6100 sayılı HMK’nun 115. Maddesine göre “Mahkeme, dava şartlarının mevcut olup olmadığını, davanın her aşamasında kendiliğinden araştırır. Taraflar da dava şartı noksanlığını her zaman ileri sürebilirler. (2) Mahkeme, dava şartı noksanlığını tespit ederse davanın usulden reddine karar verir. ” 6100 sayılı HMK’nun 320/1, 322 ve 137. Maddesi kapsamında dosya üzerinden dava şartları hakkında mahkemece karar verilebileceği hüküm altına alınmıştır. İzmir Bölge Adliye mahkemesinin yukarıda belirtilen kararında dava konusu uyuşmazlık ile ilgili görevli mahkemenin Asliye Hukuk mahkemeleri olduğu açık bir biçimde belirtilmiştir. Bölge adliye mahkemesince verilen bu karar kesin olup mahkememizce direnme hakkı da bulunmamaktadır.

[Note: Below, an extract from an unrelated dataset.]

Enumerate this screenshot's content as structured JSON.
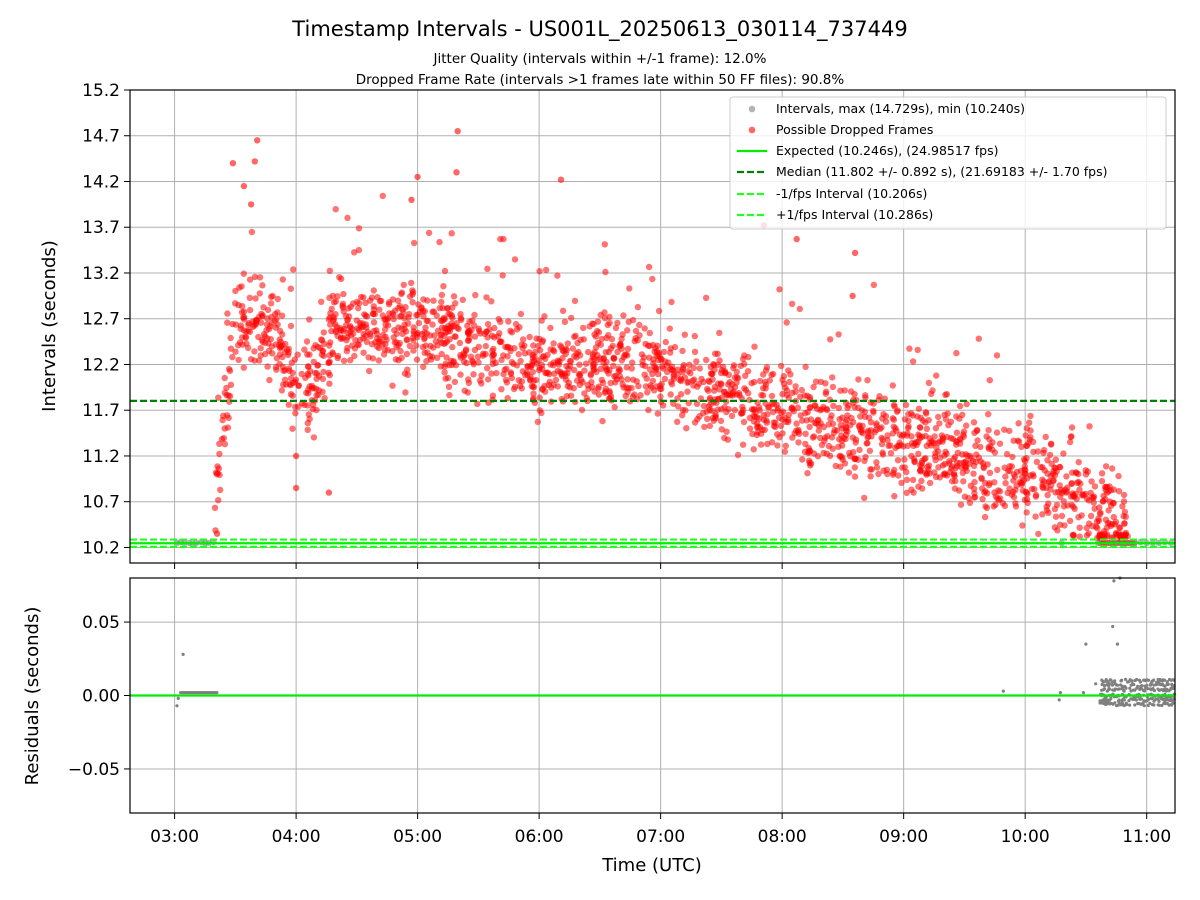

Tüm bu hususlar birlikte değerlendirildiğinde mahkememizin görevsizliğine dair dosya üzerinden yapılan inceleme sonucunda aşağıdaki şekilde karar verilmiştir.
HÜKÜM :
Yukarıda açıklanan nedenlere, kararın dayandığı yasal gerekçeye, dosyadaki delillere ve hakimin taktirine göre:
Göreve ilişkin dava şartı noksanlığı bulunduğundan HMK’nun 114/1-c ve 115/2.maddeleri uyarınca davanın usulden REDDİNE,
Görevli mahkemenin Karşıyaka Asliye Hukuk Mahkemesi olduğuna,
HMK’nun 20/1 maddesi hükmü gereğince kararın kesinleşmesinden itibaren 2 hafta içinde başvurulduğunda dosyanın görevli Karşıyaka Asliye Hukuk Mahkemesine gönderilmesine,
HMK.331/2.maddesi uyarınca harç, yargılama gideri ve vekalet ücreti hususunun dosyanın yasal süresi içinde görevli mahkemeye gönderilmesi halinde o mahkemece karara bağlanmasına, dosyanın görevli mahkemeye gönderilmemesi halinde ise talep üzerine mahkememizce karar altına alınmasına,
Tarafların yokluğunda tebliğden itibaren 2 haftalık süre içerisinde İstinaf yolu açık olmak üzere verilen karar açıkça okunup, usulen anlatıldı. …
Katip ..
¸e-imzalıdır

Hakim …
¸e-imzalıdır

Bu döküman 5070 Sayılı Kanun gereğince elektronik imza ile imzalanmıştır.